Johnson Beach 2020, sandy passage to the beach
Gulf Islands National Seashore offers recreation opportunities and preserves natural and historic resources along the Gulf of Mexico barrier islands of Florida and Mississippi. The protected regions include mainland areas and parts of seven islands. Some islands along the Alabama coast were originally considered for inclusion, but none is part of the National Seashore.
The color of the sand in the region is exceptionally white, as seen in this 1957 photo at Pensacola Beach, Florida, adjacent to the protected area designated in 1971.
The Florida District of the seashore features offshore barrier islands with sparkling white quartz sand beaches (along miles of undeveloped land), historic fortifications, and nature trails. Mainland features near Pensacola, Florida, include the Naval Live Oaks Reservation, beaches, and military forts. All Florida areas are accessible by automobile.
The Mississippi District of the seashore features natural beaches, historic sites, wildlife sanctuaries, islands accessible only by boat, bayous, nature trails, picnic areas, and campgrounds. The Davis Bayou Area is the only portion of the National Seashore in Mississippi that is accessible by automobile. Petit Bois, Horn, East Ship, West Ship, and Cat islands are accessible only by boat.

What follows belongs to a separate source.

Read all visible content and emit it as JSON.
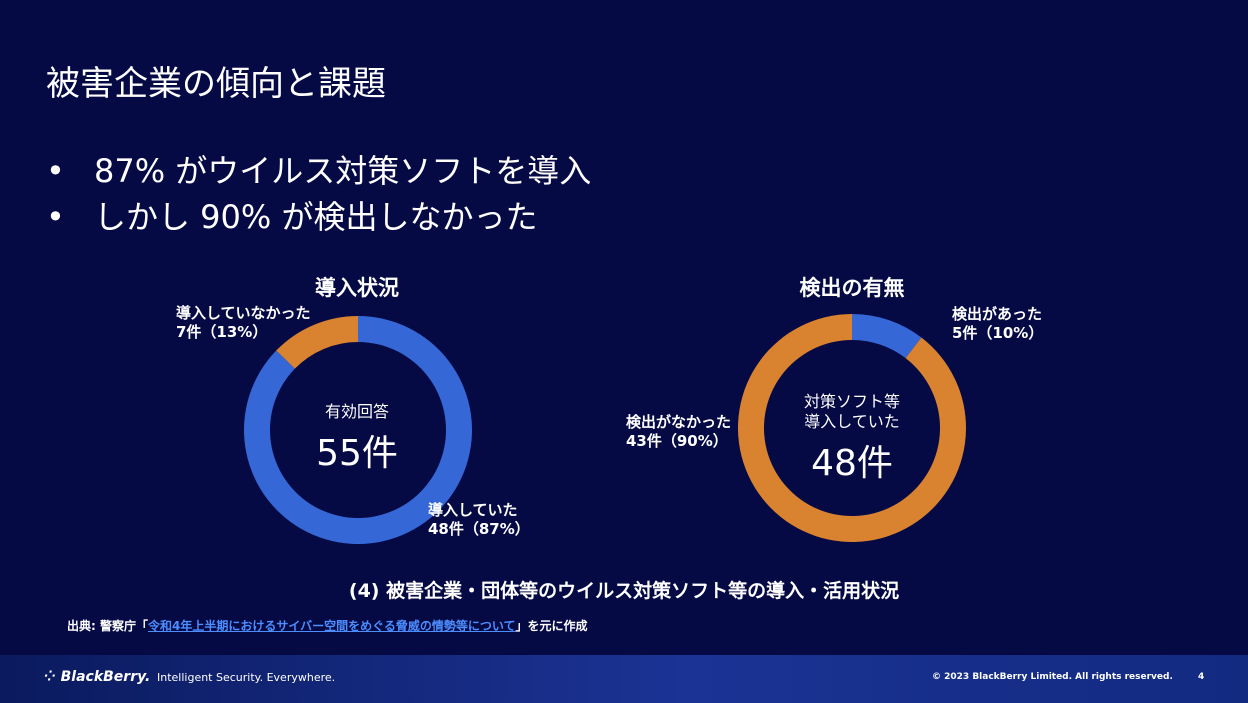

The 4,080 acres (16.5 km2) Gulf Islands Wilderness offers special protection, within the seashore, to parts of Petit Bois Island and Horn Island, Mississippi.
Considerable damage to public infrastructure occurred as a result of storms during the 2004 and 2005 Atlantic hurricane seasons. In subsequent years, infrastructure was fully repaired. All roadways, parking areas, campgrounds, and visitor centers have been repaired and are fully operational. A few trails and associated boardwalks and dune crossovers were still under repair as of late 2010, especially near the Fort Pickens campground.